| DÉCHETS
Les centres de stockage de déchets ménagers
et assimilés souffrent de l’image désastreuse
des “décharges” d’avant l’arrêté
du 9 septembre 1997 (modifié le 31 décembre
2001) qui les soumet à de strictes normes environnementales.
D’autant que la loi de juillet 1992 - qui fixe
à 2002 l’échéance à
laquelle seuls les déchets ultimes pourraient
être stockés - a souvent été
interprétée à tort comme un texte
programmant la mort des décharges. «
Même si la politique des déchets en France
vise à juste titre leur valorisation maximale,
le stockage reste l’ultime maillon indispensable
à toute filière de traitement »,
précise Isabelle Hébé, de la direction
des déchets municipaux de l’ADEME.
Double barrière de sécurité
Depuis l’arrêté de 1997, le respect
de l’environnement est devenu une priorité
lors de la création des centres de stockage des
déchets ménagers, qui doivent tous être
implantés à 200 m minimum des zones habitées.

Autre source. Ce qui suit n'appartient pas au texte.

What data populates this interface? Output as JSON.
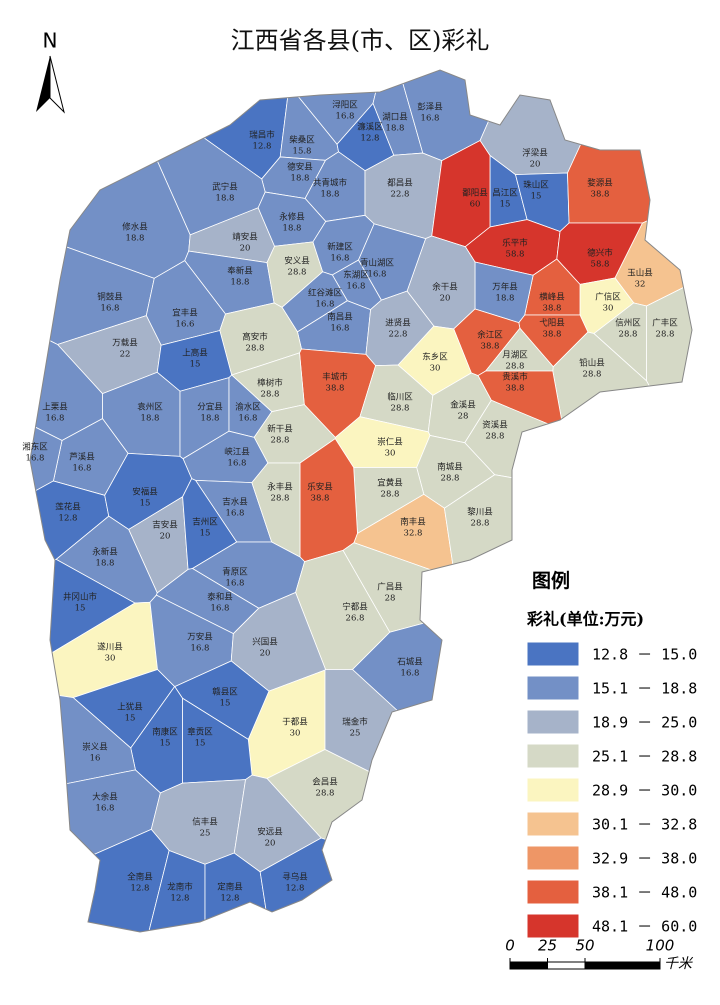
{
  "title": "江西省各县(市、区)彩礼",
  "north": "N",
  "legend": {
    "title": "图例",
    "subtitle": "彩礼(单位:万元)",
    "items": [
      {
        "min": 12.8,
        "max": 15.0,
        "label": "12.8 － 15.0",
        "color": "#4a74c2"
      },
      {
        "min": 15.1,
        "max": 18.8,
        "label": "15.1 － 18.8",
        "color": "#7390c6"
      },
      {
        "min": 18.9,
        "max": 25.0,
        "label": "18.9 － 25.0",
        "color": "#a6b3c9"
      },
      {
        "min": 25.1,
        "max": 28.8,
        "label": "25.1 － 28.8",
        "color": "#d5d9c6"
      },
      {
        "min": 28.9,
        "max": 30.0,
        "label": "28.9 － 30.0",
        "color": "#fbf5c0"
      },
      {
        "min": 30.1,
        "max": 32.8,
        "label": "30.1 － 32.8",
        "color": "#f5c390"
      },
      {
        "min": 32.9,
        "max": 38.0,
        "label": "32.9 － 38.0",
        "color": "#ee9666"
      },
      {
        "min": 38.1,
        "max": 48.0,
        "label": "38.1 － 48.0",
        "color": "#e4603f"
      },
      {
        "min": 48.1,
        "max": 60.0,
        "label": "48.1 － 60.0",
        "color": "#d6352c"
      }
    ]
  },
  "scale": {
    "ticks": [
      0,
      25,
      50,
      100
    ],
    "unit": "千米"
  },
  "counties": [
    {
      "name": "瑞昌市",
      "value": 12.8
    },
    {
      "name": "柴桑区",
      "value": 15.8
    },
    {
      "name": "浔阳区",
      "value": 16.8
    },
    {
      "name": "濂溪区",
      "value": 12.8
    },
    {
      "name": "湖口县",
      "value": 18.8
    },
    {
      "name": "彭泽县",
      "value": 16.8
    },
    {
      "name": "德安县",
      "value": 18.8
    },
    {
      "name": "共青城市",
      "value": 18.8
    },
    {
      "name": "都昌县",
      "value": 22.8
    },
    {
      "name": "浮梁县",
      "value": 20
    },
    {
      "name": "昌江区",
      "value": 15
    },
    {
      "name": "珠山区",
      "value": 15
    },
    {
      "name": "鄱阳县",
      "value": 60
    },
    {
      "name": "婺源县",
      "value": 38.8
    },
    {
      "name": "乐平市",
      "value": 58.8
    },
    {
      "name": "德兴市",
      "value": 58.8
    },
    {
      "name": "玉山县",
      "value": 32
    },
    {
      "name": "广信区",
      "value": 30
    },
    {
      "name": "信州区",
      "value": 28.8
    },
    {
      "name": "广丰区",
      "value": 28.8
    },
    {
      "name": "横峰县",
      "value": 38.8
    },
    {
      "name": "弋阳县",
      "value": 38.8
    },
    {
      "name": "铅山县",
      "value": 28.8
    },
    {
      "name": "万年县",
      "value": 18.8
    },
    {
      "name": "余干县",
      "value": 20
    },
    {
      "name": "余江区",
      "value": 38.8
    },
    {
      "name": "月湖区",
      "value": 28.8
    },
    {
      "name": "贵溪市",
      "value": 38.8
    },
    {
      "name": "武宁县",
      "value": 18.8
    },
    {
      "name": "修水县",
      "value": 18.8
    },
    {
      "name": "靖安县",
      "value": 20
    },
    {
      "name": "永修县",
      "value": 18.8
    },
    {
      "name": "奉新县",
      "value": 18.8
    },
    {
      "name": "安义县",
      "value": 28.8
    },
    {
      "name": "新建区",
      "value": 16.8
    },
    {
      "name": "东湖区",
      "value": 16.8
    },
    {
      "name": "青山湖区",
      "value": 16.8
    },
    {
      "name": "红谷滩区",
      "value": 16.8
    },
    {
      "name": "南昌县",
      "value": 16.8
    },
    {
      "name": "进贤县",
      "value": 22.8
    },
    {
      "name": "铜鼓县",
      "value": 16.8
    },
    {
      "name": "宜丰县",
      "value": 16.6
    },
    {
      "name": "高安市",
      "value": 28.8
    },
    {
      "name": "万载县",
      "value": 22
    },
    {
      "name": "上高县",
      "value": 15
    },
    {
      "name": "丰城市",
      "value": 38.8
    },
    {
      "name": "樟树市",
      "value": 28.8
    },
    {
      "name": "东乡区",
      "value": 30
    },
    {
      "name": "临川区",
      "value": 28.8
    },
    {
      "name": "金溪县",
      "value": 28
    },
    {
      "name": "袁州区",
      "value": 18.8
    },
    {
      "name": "分宜县",
      "value": 18.8
    },
    {
      "name": "渝水区",
      "value": 16.8
    },
    {
      "name": "上栗县",
      "value": 16.8
    },
    {
      "name": "芦溪县",
      "value": 16.8
    },
    {
      "name": "湘东区",
      "value": 16.8
    },
    {
      "name": "新干县",
      "value": 28.8
    },
    {
      "name": "崇仁县",
      "value": 30
    },
    {
      "name": "资溪县",
      "value": 28.8
    },
    {
      "name": "峡江县",
      "value": 16.8
    },
    {
      "name": "南城县",
      "value": 28.8
    },
    {
      "name": "宜黄县",
      "value": 28.8
    },
    {
      "name": "乐安县",
      "value": 38.8
    },
    {
      "name": "莲花县",
      "value": 12.8
    },
    {
      "name": "安福县",
      "value": 15
    },
    {
      "name": "吉水县",
      "value": 16.8
    },
    {
      "name": "永丰县",
      "value": 28.8
    },
    {
      "name": "南丰县",
      "value": 32.8
    },
    {
      "name": "黎川县",
      "value": 28.8
    },
    {
      "name": "吉安县",
      "value": 20
    },
    {
      "name": "吉州区",
      "value": 15
    },
    {
      "name": "永新县",
      "value": 18.8
    },
    {
      "name": "青原区",
      "value": 16.8
    },
    {
      "name": "广昌县",
      "value": 28
    },
    {
      "name": "井冈山市",
      "value": 15
    },
    {
      "name": "泰和县",
      "value": 16.8
    },
    {
      "name": "宁都县",
      "value": 26.8
    },
    {
      "name": "遂川县",
      "value": 30
    },
    {
      "name": "万安县",
      "value": 16.8
    },
    {
      "name": "兴国县",
      "value": 20
    },
    {
      "name": "石城县",
      "value": 16.8
    },
    {
      "name": "于都县",
      "value": 30
    },
    {
      "name": "瑞金市",
      "value": 25
    },
    {
      "name": "赣县区",
      "value": 15
    },
    {
      "name": "上犹县",
      "value": 15
    },
    {
      "name": "南康区",
      "value": 15
    },
    {
      "name": "章贡区",
      "value": 15
    },
    {
      "name": "崇义县",
      "value": 16
    },
    {
      "name": "大余县",
      "value": 16.8
    },
    {
      "name": "会昌县",
      "value": 28.8
    },
    {
      "name": "信丰县",
      "value": 25
    },
    {
      "name": "安远县",
      "value": 20
    },
    {
      "name": "全南县",
      "value": 12.8
    },
    {
      "name": "龙南市",
      "value": 12.8
    },
    {
      "name": "定南县",
      "value": 12.8
    },
    {
      "name": "寻乌县",
      "value": 12.8
    }
  ]
}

Les technologies de stockage sont de plus en plus performantes
et les contrôles renforcés. Pour éviter
que les lixiviats (les eaux qui ont transité
à travers les déchets) ne polluent les
nappes phréatiques, les déchets sont stockés
dans un volume confiné, c’est-à-dire
isolés du milieu naturel. L’étanchéité
est garantie par une double barrière de sécurité
: active pour éviter les risques de pollution
(une géomembrane tapisse le fond du site et est
associée à un réseau de drainage
des lixiviats) et passive, qui minimise les effets des
pollutions potentielles grâce à une couche
de matériaux imperméable. Avant d’être
rejetés, les lixiviats sont récupérés
et traités par différents procédés
adaptés à leur nature et à leur
quantité : traitements biologiques, chimiques,
physico-chimiques... La réglementation impose
également la collecte et le traitement du biogaz
(gaz à effet de serre) afin de limiter ses nuisances.

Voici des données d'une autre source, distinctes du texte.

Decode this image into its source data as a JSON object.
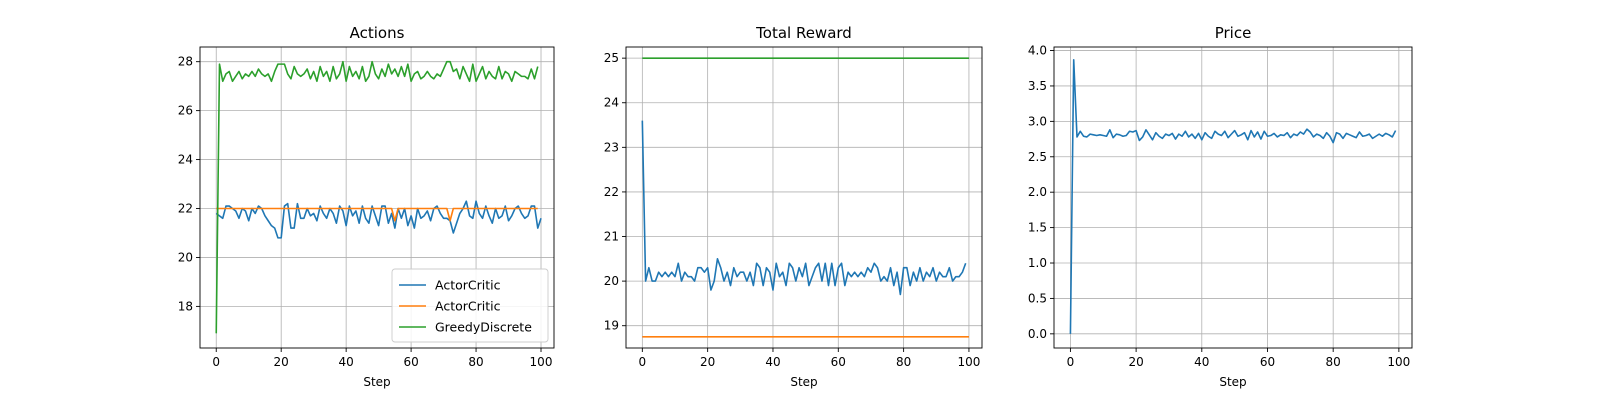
{
  "chart_data": [
    {
      "type": "line",
      "title": "Actions",
      "xlabel": "Step",
      "ylabel": "",
      "xlim": [
        -5,
        104
      ],
      "ylim": [
        16.3,
        28.6
      ],
      "xticks": [
        0,
        20,
        40,
        60,
        80,
        100
      ],
      "yticks": [
        18,
        20,
        22,
        24,
        26,
        28
      ],
      "grid": true,
      "legend": "lower-right",
      "series": [
        {
          "name": "ActorCritic",
          "color": "#1f77b4",
          "y": [
            21.8,
            21.7,
            21.6,
            22.1,
            22.1,
            22.0,
            21.9,
            21.6,
            22.0,
            21.9,
            21.5,
            22.0,
            21.8,
            22.1,
            22.0,
            21.7,
            21.5,
            21.3,
            21.2,
            20.8,
            20.8,
            22.1,
            22.2,
            21.2,
            21.2,
            22.2,
            21.6,
            21.6,
            22.0,
            21.7,
            21.8,
            21.5,
            22.1,
            21.8,
            21.6,
            22.0,
            21.8,
            21.4,
            22.1,
            21.9,
            21.3,
            22.1,
            21.7,
            21.9,
            21.4,
            22.1,
            21.6,
            21.4,
            22.1,
            21.7,
            21.3,
            22.1,
            22.1,
            21.4,
            21.8,
            21.2,
            22.0,
            21.6,
            22.0,
            21.3,
            21.7,
            21.2,
            22.0,
            21.6,
            21.7,
            21.9,
            21.5,
            22.0,
            22.1,
            21.8,
            21.6,
            21.6,
            21.5,
            21.0,
            21.4,
            21.8,
            22.0,
            22.3,
            21.7,
            21.6,
            22.3,
            21.8,
            21.6,
            22.1,
            21.7,
            21.4,
            22.0,
            21.6,
            21.7,
            22.1,
            21.5,
            21.7,
            22.0,
            22.1,
            21.8,
            21.6,
            21.7,
            22.1,
            22.1,
            21.2,
            21.6
          ],
          "x_start": 0
        },
        {
          "name": "ActorCritic",
          "color": "#ff7f0e",
          "y": [
            22,
            22,
            22,
            22,
            22,
            22,
            22,
            22,
            22,
            22,
            22,
            22,
            22,
            22,
            22,
            22,
            22,
            22,
            22,
            22,
            22,
            22,
            22,
            22,
            22,
            22,
            22,
            22,
            22,
            22,
            22,
            22,
            22,
            22,
            22,
            22,
            22,
            22,
            22,
            22,
            22,
            22,
            22,
            22,
            22,
            22,
            22,
            22,
            22,
            22,
            22,
            22,
            22,
            22,
            22,
            21.5,
            22,
            22,
            22,
            22,
            22,
            22,
            22,
            22,
            22,
            22,
            22,
            22,
            22,
            22,
            22,
            22,
            21.5,
            22,
            22,
            22,
            22,
            22,
            22,
            22,
            22,
            22,
            22,
            22,
            22,
            22,
            22,
            22,
            22,
            22,
            22,
            22,
            22,
            22,
            22,
            22,
            22,
            22,
            22,
            22
          ],
          "x_start": 0
        },
        {
          "name": "GreedyDiscrete",
          "color": "#2ca02c",
          "y": [
            16.9,
            27.9,
            27.2,
            27.5,
            27.6,
            27.2,
            27.4,
            27.6,
            27.3,
            27.5,
            27.4,
            27.6,
            27.4,
            27.7,
            27.5,
            27.4,
            27.5,
            27.2,
            27.6,
            27.9,
            27.9,
            27.9,
            27.5,
            27.3,
            27.8,
            27.5,
            27.4,
            27.5,
            27.7,
            27.3,
            27.6,
            27.2,
            27.8,
            27.4,
            27.6,
            27.2,
            27.8,
            27.3,
            27.5,
            28.0,
            27.2,
            27.8,
            27.4,
            27.6,
            27.3,
            27.8,
            27.2,
            27.4,
            28.0,
            27.5,
            27.3,
            27.7,
            27.4,
            27.9,
            27.5,
            27.7,
            27.4,
            27.8,
            27.4,
            27.9,
            27.2,
            27.5,
            27.6,
            27.3,
            27.4,
            27.6,
            27.4,
            27.3,
            27.5,
            27.4,
            27.7,
            28.0,
            28.0,
            27.6,
            27.7,
            27.3,
            27.8,
            27.5,
            27.2,
            27.9,
            27.2,
            27.5,
            27.8,
            27.3,
            27.6,
            27.4,
            27.3,
            27.8,
            27.3,
            27.6,
            27.5,
            27.2,
            27.6,
            27.5,
            27.4,
            27.4,
            27.3,
            27.7,
            27.3,
            27.8
          ],
          "x_start": 0
        }
      ]
    },
    {
      "type": "line",
      "title": "Total Reward",
      "xlabel": "Step",
      "ylabel": "",
      "xlim": [
        -5,
        104
      ],
      "ylim": [
        18.5,
        25.25
      ],
      "xticks": [
        0,
        20,
        40,
        60,
        80,
        100
      ],
      "yticks": [
        19,
        20,
        21,
        22,
        23,
        24,
        25
      ],
      "grid": true,
      "series": [
        {
          "name": "",
          "color": "#1f77b4",
          "y": [
            23.6,
            20.0,
            20.3,
            20.0,
            20.0,
            20.2,
            20.1,
            20.2,
            20.1,
            20.2,
            20.1,
            20.4,
            20.0,
            20.2,
            20.1,
            20.1,
            20.0,
            20.3,
            20.3,
            20.2,
            20.3,
            19.8,
            20.0,
            20.5,
            20.3,
            20.0,
            20.2,
            19.9,
            20.3,
            20.1,
            20.2,
            20.2,
            20.0,
            20.2,
            19.9,
            20.4,
            20.3,
            19.9,
            20.3,
            20.2,
            19.8,
            20.4,
            20.1,
            20.2,
            19.9,
            20.4,
            20.3,
            20.0,
            20.3,
            20.1,
            20.4,
            19.9,
            20.1,
            20.3,
            20.4,
            20.0,
            20.4,
            19.9,
            20.4,
            19.9,
            20.3,
            20.4,
            19.9,
            20.2,
            20.1,
            20.2,
            20.1,
            20.2,
            20.1,
            20.3,
            20.2,
            20.4,
            20.3,
            20.0,
            20.1,
            20.0,
            20.3,
            19.9,
            20.2,
            19.7,
            20.3,
            20.3,
            19.9,
            20.2,
            20.0,
            20.3,
            20.0,
            20.2,
            20.1,
            20.3,
            20.0,
            20.2,
            20.1,
            20.1,
            20.3,
            20.0,
            20.1,
            20.1,
            20.2,
            20.4
          ],
          "x_start": 0
        },
        {
          "name": "",
          "color": "#ff7f0e",
          "x": [
            0,
            100
          ],
          "y": [
            18.75,
            18.75
          ]
        },
        {
          "name": "",
          "color": "#2ca02c",
          "x": [
            0,
            100
          ],
          "y": [
            25.0,
            25.0
          ]
        }
      ]
    },
    {
      "type": "line",
      "title": "Price",
      "xlabel": "Step",
      "ylabel": "",
      "xlim": [
        -5,
        104
      ],
      "ylim": [
        -0.2,
        4.05
      ],
      "xticks": [
        0,
        20,
        40,
        60,
        80,
        100
      ],
      "yticks": [
        0.0,
        0.5,
        1.0,
        1.5,
        2.0,
        2.5,
        3.0,
        3.5,
        4.0
      ],
      "ytick_labels": [
        "0.0",
        "0.5",
        "1.0",
        "1.5",
        "2.0",
        "2.5",
        "3.0",
        "3.5",
        "4.0"
      ],
      "grid": true,
      "series": [
        {
          "name": "",
          "color": "#1f77b4",
          "y": [
            0.0,
            3.87,
            2.78,
            2.86,
            2.79,
            2.78,
            2.82,
            2.81,
            2.8,
            2.81,
            2.8,
            2.79,
            2.88,
            2.77,
            2.82,
            2.81,
            2.79,
            2.8,
            2.86,
            2.85,
            2.87,
            2.73,
            2.78,
            2.88,
            2.81,
            2.74,
            2.84,
            2.79,
            2.76,
            2.82,
            2.8,
            2.83,
            2.75,
            2.82,
            2.79,
            2.86,
            2.78,
            2.82,
            2.76,
            2.83,
            2.74,
            2.84,
            2.79,
            2.76,
            2.86,
            2.82,
            2.8,
            2.86,
            2.77,
            2.82,
            2.87,
            2.79,
            2.81,
            2.84,
            2.74,
            2.87,
            2.78,
            2.85,
            2.75,
            2.86,
            2.79,
            2.8,
            2.83,
            2.78,
            2.81,
            2.8,
            2.84,
            2.77,
            2.82,
            2.8,
            2.85,
            2.82,
            2.89,
            2.85,
            2.78,
            2.82,
            2.8,
            2.76,
            2.84,
            2.79,
            2.7,
            2.84,
            2.82,
            2.76,
            2.83,
            2.81,
            2.79,
            2.77,
            2.85,
            2.79,
            2.8,
            2.82,
            2.76,
            2.79,
            2.82,
            2.79,
            2.83,
            2.81,
            2.78,
            2.87
          ],
          "x_start": 0
        }
      ]
    }
  ]
}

Il est donc capté, puis souvent brûlé
en torchère. Certains sites le valorisent en
produisant de l’électricité ou de
la chaleur, ou en le purifiant pour l’utiliser
comme carburant.
Ouvrir de nouvelles installations
Il existe près de 400 centres de stockage de
déchets ménagers et assimilés qui
représentent environ 70 % du parc français
de décharges autorisées et reçoivent
plus de
3 000 tonnes de déchets par an.
À eux seuls, ils reçoivent environ 90
% du tonnage contre 8 % pour les décharges ne
respectant pas encore l’arrêté et
2 % pour les 6 000 à 9 000 décharges illégales
recensées. « Mais il y a urgence à
en créer de nouveaux, insiste Isabelle Hébé.

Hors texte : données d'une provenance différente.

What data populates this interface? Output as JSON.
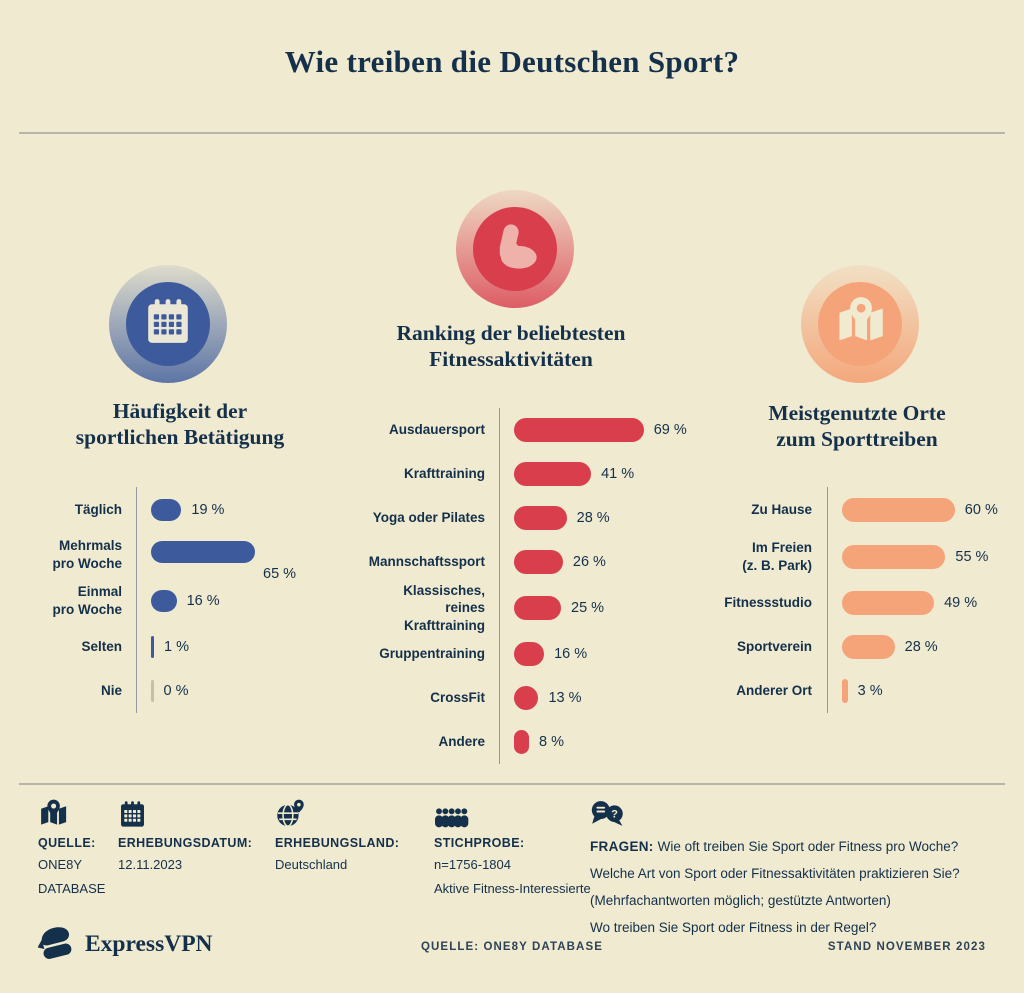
{
  "title": "Wie treiben die Deutschen Sport?",
  "colors": {
    "background": "#f0ead1",
    "ink": "#14304a",
    "blue": "#3d5b9c",
    "red": "#d93e4d",
    "orange": "#f4a478",
    "zero_bar": "#c3c0ae"
  },
  "chart_data": [
    {
      "type": "bar",
      "orientation": "horizontal",
      "title": "Häufigkeit der\nsportlichen Betätigung",
      "icon": "calendar-icon",
      "bar_color": "#3d5b9c",
      "unit": "%",
      "xlim": [
        0,
        100
      ],
      "categories": [
        "Täglich",
        "Mehrmals\npro Woche",
        "Einmal\npro Woche",
        "Selten",
        "Nie"
      ],
      "values": [
        19,
        65,
        16,
        1,
        0
      ],
      "value_labels": [
        "19 %",
        "65 %",
        "16 %",
        "1 %",
        "0 %"
      ],
      "below_value_index": 1,
      "zero_bar_color": "#c3c0ae"
    },
    {
      "type": "bar",
      "orientation": "horizontal",
      "title": "Ranking der beliebtesten\nFitnessaktivitäten",
      "icon": "bicep-icon",
      "bar_color": "#d93e4d",
      "unit": "%",
      "xlim": [
        0,
        100
      ],
      "categories": [
        "Ausdauersport",
        "Krafttraining",
        "Yoga oder Pilates",
        "Mannschaftssport",
        "Klassisches, reines\nKrafttraining",
        "Gruppentraining",
        "CrossFit",
        "Andere"
      ],
      "values": [
        69,
        41,
        28,
        26,
        25,
        16,
        13,
        8
      ],
      "value_labels": [
        "69 %",
        "41 %",
        "28 %",
        "26 %",
        "25 %",
        "16 %",
        "13 %",
        "8 %"
      ]
    },
    {
      "type": "bar",
      "orientation": "horizontal",
      "title": "Meistgenutzte Orte\nzum Sporttreiben",
      "icon": "map-icon",
      "bar_color": "#f4a478",
      "unit": "%",
      "xlim": [
        0,
        100
      ],
      "categories": [
        "Zu Hause",
        "Im Freien\n(z. B. Park)",
        "Fitnessstudio",
        "Sportverein",
        "Anderer Ort"
      ],
      "values": [
        60,
        55,
        49,
        28,
        3
      ],
      "value_labels": [
        "60 %",
        "55 %",
        "49 %",
        "28 %",
        "3 %"
      ]
    }
  ],
  "footer": {
    "items": [
      {
        "icon": "map-pin-icon",
        "label": "QUELLE:",
        "lines": [
          "ONE8Y",
          "DATABASE"
        ]
      },
      {
        "icon": "calendar-icon",
        "label": "ERHEBUNGSDATUM:",
        "lines": [
          "12.11.2023"
        ]
      },
      {
        "icon": "globe-icon",
        "label": "ERHEBUNGSLAND:",
        "lines": [
          "Deutschland"
        ]
      },
      {
        "icon": "people-icon",
        "label": "STICHPROBE:",
        "lines": [
          "n=1756-1804",
          "Aktive Fitness-Interessierte"
        ]
      },
      {
        "icon": "speech-icon",
        "label": "FRAGEN:",
        "inline": true,
        "lines": [
          "Wie oft treiben Sie Sport oder Fitness pro Woche?",
          "Welche Art von Sport oder Fitnessaktivitäten praktizieren Sie?",
          "(Mehrfachantworten möglich; gestützte Antworten)",
          "Wo treiben Sie Sport oder Fitness in der Regel?"
        ]
      }
    ]
  },
  "brandbar": {
    "brand": "ExpressVPN",
    "source": "QUELLE: ONE8Y DATABASE",
    "date": "STAND NOVEMBER 2023"
  }
}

D’ici dix ans, le parc existant sera en effet
saturé. Or il faut compter entre six et neuf
ans de délai entre la prise de décision
et l’ouverture d’un centre. Les collectivités
ou les sociétés privées doivent
dès maintenant lancer de nouveaux chantiers,
dans le cadre du plan départemental de gestion
des déchets. » Identifier un site demande
du temps, surtout si le projet se heurte à l’opposition
des riverains. L’ADEME, au travers de ses délégations
régionales, informe les collectivités
et les associations sur ces nouveaux concepts de centres
de stockage et les conseille dans leurs actions de communication.